Overview of garbage Collection concepts (Part 2)

4. Parallelism and concurrency of garbage collection

parallel

  • Parallelism: When multiple garbage collector threads work in parallel while the user thread is still waiting.
  • Serial: Single-threaded execution as opposed to parallel.

concurrent

  • The user thread and the garbage collector thread execute simultaneously (not necessarily in parallel, but alternately preemptively), and garbage collection does not suspend the user thread.

5. Safety points and areas

Safe Point

Program execution does not stop for GC in all cases, but only at specific points, called safe points. Setting too few safety points can lead to too long GC waits, and if setting too many leads to frequent GCS affecting program performance. It is best to set the safety point according to the characteristics of the program can be executed for a long time as the standard, such as: select a long execution time instruction as the safety point, method call, loop jump, exception jump, etc.

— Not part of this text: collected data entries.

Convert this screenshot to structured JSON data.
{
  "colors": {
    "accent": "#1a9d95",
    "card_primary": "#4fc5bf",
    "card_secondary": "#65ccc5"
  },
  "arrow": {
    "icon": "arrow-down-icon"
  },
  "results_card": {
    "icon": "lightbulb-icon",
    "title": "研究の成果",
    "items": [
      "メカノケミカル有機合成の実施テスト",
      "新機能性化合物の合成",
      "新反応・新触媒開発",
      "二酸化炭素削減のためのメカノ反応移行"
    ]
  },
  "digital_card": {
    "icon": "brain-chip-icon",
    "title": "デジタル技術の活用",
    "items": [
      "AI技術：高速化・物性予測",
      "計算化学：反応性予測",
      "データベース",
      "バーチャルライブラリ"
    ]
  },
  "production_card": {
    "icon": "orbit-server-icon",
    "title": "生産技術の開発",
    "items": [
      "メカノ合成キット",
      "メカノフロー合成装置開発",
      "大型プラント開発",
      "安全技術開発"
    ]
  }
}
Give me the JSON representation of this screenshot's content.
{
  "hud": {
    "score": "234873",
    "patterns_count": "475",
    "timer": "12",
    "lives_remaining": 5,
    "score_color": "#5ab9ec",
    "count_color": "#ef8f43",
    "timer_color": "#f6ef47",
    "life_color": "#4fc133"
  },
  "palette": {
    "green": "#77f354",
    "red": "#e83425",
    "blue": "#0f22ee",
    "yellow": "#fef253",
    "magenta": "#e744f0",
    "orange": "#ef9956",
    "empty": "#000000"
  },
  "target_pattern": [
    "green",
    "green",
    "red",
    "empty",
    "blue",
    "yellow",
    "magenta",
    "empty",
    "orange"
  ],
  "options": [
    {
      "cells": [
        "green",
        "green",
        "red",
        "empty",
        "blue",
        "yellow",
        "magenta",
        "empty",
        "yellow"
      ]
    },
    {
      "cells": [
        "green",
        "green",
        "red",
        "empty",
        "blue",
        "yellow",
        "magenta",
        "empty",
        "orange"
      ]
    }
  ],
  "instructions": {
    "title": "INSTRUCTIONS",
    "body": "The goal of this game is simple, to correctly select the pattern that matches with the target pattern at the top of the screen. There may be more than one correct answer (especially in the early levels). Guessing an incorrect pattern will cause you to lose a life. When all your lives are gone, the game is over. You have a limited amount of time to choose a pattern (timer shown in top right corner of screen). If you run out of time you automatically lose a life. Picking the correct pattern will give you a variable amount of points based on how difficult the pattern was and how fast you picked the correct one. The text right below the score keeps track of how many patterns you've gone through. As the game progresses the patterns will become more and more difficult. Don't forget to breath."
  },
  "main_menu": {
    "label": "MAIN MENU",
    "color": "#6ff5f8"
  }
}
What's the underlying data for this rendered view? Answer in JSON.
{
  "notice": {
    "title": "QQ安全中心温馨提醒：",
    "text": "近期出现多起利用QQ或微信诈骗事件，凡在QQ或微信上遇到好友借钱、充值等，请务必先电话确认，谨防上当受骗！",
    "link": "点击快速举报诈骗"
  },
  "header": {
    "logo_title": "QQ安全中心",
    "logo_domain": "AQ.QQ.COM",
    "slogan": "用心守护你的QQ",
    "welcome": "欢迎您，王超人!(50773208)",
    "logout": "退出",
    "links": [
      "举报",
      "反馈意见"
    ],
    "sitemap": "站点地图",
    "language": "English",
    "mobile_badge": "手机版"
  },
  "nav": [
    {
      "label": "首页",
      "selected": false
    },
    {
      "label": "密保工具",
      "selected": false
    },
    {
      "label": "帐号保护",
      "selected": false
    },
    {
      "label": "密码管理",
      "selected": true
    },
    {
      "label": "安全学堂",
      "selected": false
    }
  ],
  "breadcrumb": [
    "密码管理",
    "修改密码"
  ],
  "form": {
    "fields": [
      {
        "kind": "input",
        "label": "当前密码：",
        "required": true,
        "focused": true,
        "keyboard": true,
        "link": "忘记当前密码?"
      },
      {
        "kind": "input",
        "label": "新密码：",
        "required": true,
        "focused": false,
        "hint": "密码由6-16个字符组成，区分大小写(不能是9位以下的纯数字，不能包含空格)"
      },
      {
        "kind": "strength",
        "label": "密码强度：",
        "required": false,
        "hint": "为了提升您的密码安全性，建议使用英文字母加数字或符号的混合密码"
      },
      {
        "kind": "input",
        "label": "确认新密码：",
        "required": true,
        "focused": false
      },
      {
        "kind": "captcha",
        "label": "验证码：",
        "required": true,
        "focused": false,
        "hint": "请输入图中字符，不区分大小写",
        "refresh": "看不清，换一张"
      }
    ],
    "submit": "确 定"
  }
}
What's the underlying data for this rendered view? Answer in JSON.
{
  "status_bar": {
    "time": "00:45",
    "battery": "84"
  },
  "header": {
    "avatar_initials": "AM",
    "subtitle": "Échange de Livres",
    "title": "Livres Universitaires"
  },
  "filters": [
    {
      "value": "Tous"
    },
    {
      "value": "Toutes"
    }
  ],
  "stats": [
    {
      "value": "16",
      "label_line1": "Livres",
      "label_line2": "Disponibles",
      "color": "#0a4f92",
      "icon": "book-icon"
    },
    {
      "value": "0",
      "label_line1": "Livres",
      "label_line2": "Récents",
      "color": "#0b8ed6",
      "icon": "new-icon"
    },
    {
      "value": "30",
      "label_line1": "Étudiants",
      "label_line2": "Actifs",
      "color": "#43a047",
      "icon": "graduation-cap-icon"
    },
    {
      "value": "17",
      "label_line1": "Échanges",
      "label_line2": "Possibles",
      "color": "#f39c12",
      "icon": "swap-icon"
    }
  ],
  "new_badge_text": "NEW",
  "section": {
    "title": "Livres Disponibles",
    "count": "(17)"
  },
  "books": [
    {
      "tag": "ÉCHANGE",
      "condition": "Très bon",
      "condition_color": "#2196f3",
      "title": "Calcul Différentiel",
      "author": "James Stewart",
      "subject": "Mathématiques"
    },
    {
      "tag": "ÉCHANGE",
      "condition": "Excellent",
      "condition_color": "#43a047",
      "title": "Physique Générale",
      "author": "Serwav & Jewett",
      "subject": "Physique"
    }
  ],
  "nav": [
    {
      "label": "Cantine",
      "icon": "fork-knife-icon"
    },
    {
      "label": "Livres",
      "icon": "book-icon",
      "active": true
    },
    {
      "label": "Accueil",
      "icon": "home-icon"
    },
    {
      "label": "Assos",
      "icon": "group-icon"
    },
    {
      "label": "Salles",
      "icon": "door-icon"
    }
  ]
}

In the event of a GC, how do you ensure that all threads run to the nearest safe point of pause?

  • Preemptive interrupt (deprecated) : Interrupts all threads first, then restores them if they are not safe, allowing them to run to the safe point.
  • Active interrupts: Set an interrupt flag, which each thread polls for when it reaches a safe point, and suspend itself if the interrupt flag is true.

Safe Region

The safe point mechanism ensures that a program execution will not be too long before it hits a safe point to enter the GC. But what about when the program doesn’t execute? In cases such as blocking or sleep, where the thread cannot respond to the JVM’s interrupt request and cannot walk to a safe point to retrieve the suspend, a safe zone is required.

A safe zone is a section of code where the object’s reference relationship does not change, and where it is safe to start GC, or you can think of a safe zone as an extended point of safety.